# Talk:Information theoretic clustering

You might want to ignore my comment about including a sentence that cites connection to graph cut in the sample-estimatopr definition section. It was inserted before I reached the end.

## Reviewer B

The entry is about an interesting and important topic, of developing principled approaches to clustering. Clustering is one of the data analysis tasks that is used a lot and which is very useful in practice, but most of the existing approaches are more or less heuristic. Hence it is very easy and unfortunately common to apply them in ways that produce misleading results.

That is why principled methods are needed, and the described machinery includes nice connections between clustering approaches and information-theoretic measures.

The text entry is mostly well-written and understandable. I have one bigger concern and a few suggestions on how to make the entry better.

The bigger concern is that the title suggests a much broader entry, out of which the current contents only cover one aspect. For instance, many works by Tishby, Dhillon, Kaski, and some works using minimum description length principles could be included under the title. Maybe you could consider titles like "Renyi entropy-based clustering", or then broaden the entry.

**AUTHOR COMMENTS: We agree, and have changed the title accordingly.**

Here is a list of relatively minor things that should be clarified to make the entry more accessible:

Intro: "... divergence measure is obtained via Parzen windowing, without having to estimate the full density function". But Parzen windowing is a density estimation method; could you clarify?

**AUTHOR COMMENTS: We erased this sentence in order not to create confusion.**

Problem specification: "... include measures based on the Cauchy-Schwarz (CS) inequality and the integrated squared error (ISE)". These are technical side-issues that are still unclear at this point of the text.

**AUTHOR COMMENTS: Agreed. Sentence removed.**

Renyi entropy-based divergence measures: The section introduces several variants, but it does not become clear why several ones are needed, how they differ, and how can we choose which one to use in practice. Could you clarify these issues? In particular, it would be important to know in what sense each of them is principled; otherwise the reader is left with the impression that many kinds of arbitrary approximations were made.
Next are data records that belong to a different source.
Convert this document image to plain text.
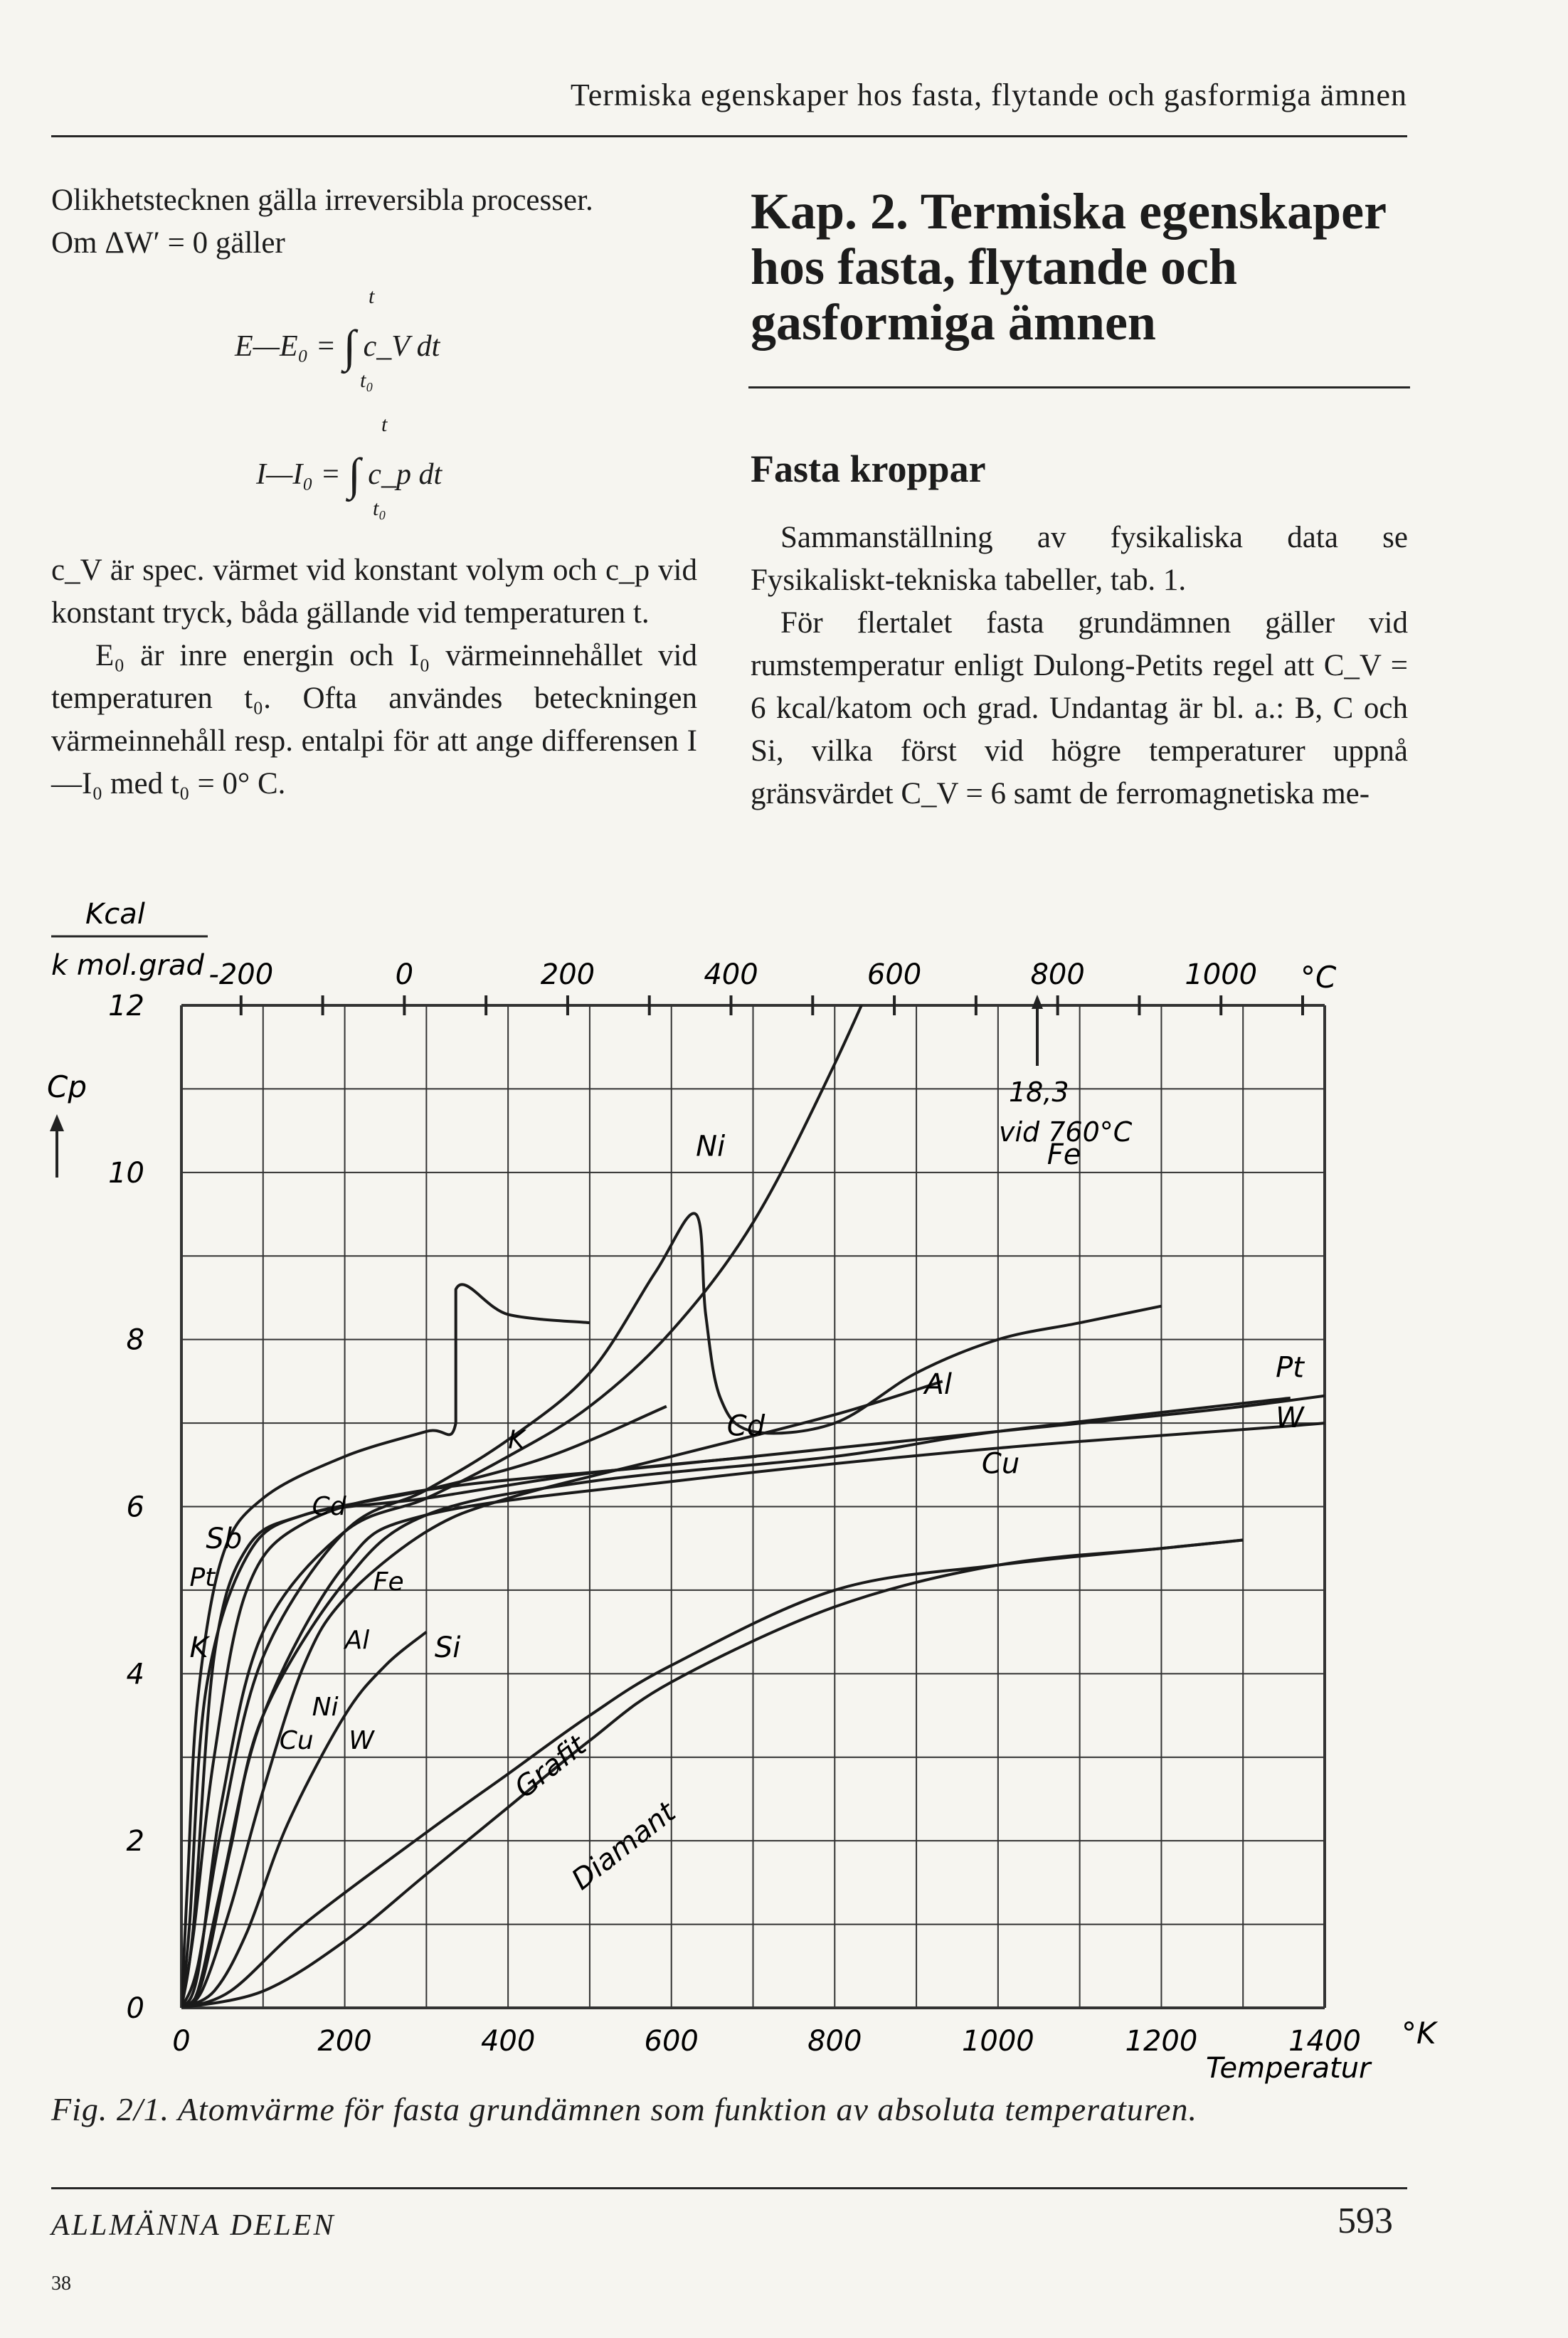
Termiska egenskaper hos fasta, flytande och gasformiga ämnen

Olikhetstecknen gälla irreversibla processer.

Om ΔW′ = 0 gäller

t
E—E₀ = ∫ c_V dt
t₀
t
I—I₀ = ∫ c_p dt
t₀

c_V är spec. värmet vid konstant volym och c_p vid konstant tryck, båda gällande vid temperaturen t.

E₀ är inre energin och I₀ värmeinnehållet vid temperaturen t₀. Ofta användes beteckningen värmeinnehåll resp. entalpi för att ange differensen I—I₀ med t₀ = 0° C.

Kap. 2. Termiska egenskaper hos fasta, flytande och gasformiga ämnen
Fasta kroppar

Sammanställning av fysikaliska data se Fysikaliskt-tekniska tabeller, tab. 1.

För flertalet fasta grundämnen gäller vid rumstemperatur enligt Dulong-Petits regel att C_V = 6 kcal/katom och grad. Undantag är bl. a.: B, C och Si, vilka först vid högre temperaturer uppnå gränsvärdet C_V = 6 samt de ferromagnetiska me-

Kcal
k mol.grad
Cp
0
2
4
6
8
10
12
0	200	400	600	800	1000	1200	1400
-200	0	200	400	600	800	1000 °C
°K
Temperatur
Fe
Ni
Cd
Al
Cu
Pt
W
Sb
K	Si
Grafit
Diamant
K
Cd
Pt	Fe
Al
Ni
Cu W
18,3
vid 760°C
Fig. 2/1. Atomvärme för fasta grundämnen som funktion av absoluta temperaturen.
ALLMÄNNA DELEN	593
38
**AUTHOR COMMENTS: Based on your comments, we removed all mention of ISE, since it really is not that important in the current context. We tried to explain in more detail how the CS measure is principled, and why this measure is used.**

Just above eqn 4: "exactly similar".

**AUTHOR COMMENTS: Erased "exactly".**

Gradient descent for clustering optimization: Please explain where the
first equation comes from. It is clearly a measure of the difference
between clusters, but why precisely this form of normalization etc.

**AUTHOR COMMENTS: Based on your comments, we removed the equation in question. **

Gradient descent for clustering optimization: Towards the end of section, the level of detail is disproportionately high compared to the rest of the text.

**AUTHOR COMMENTS: We agree, and have basically removed all technical details. These are in the referred papers anyway.**

Connection to graph-theoretic clustering: The first reference to equation (10) seems to go to a wrong formula. Aparently the first formula should be re-numbered to 10?

**AUTHOR COMMENTS: There is something strange with the numbering, and it is out of our control. Will seek advice from Editor-in-chief upon acceptance.**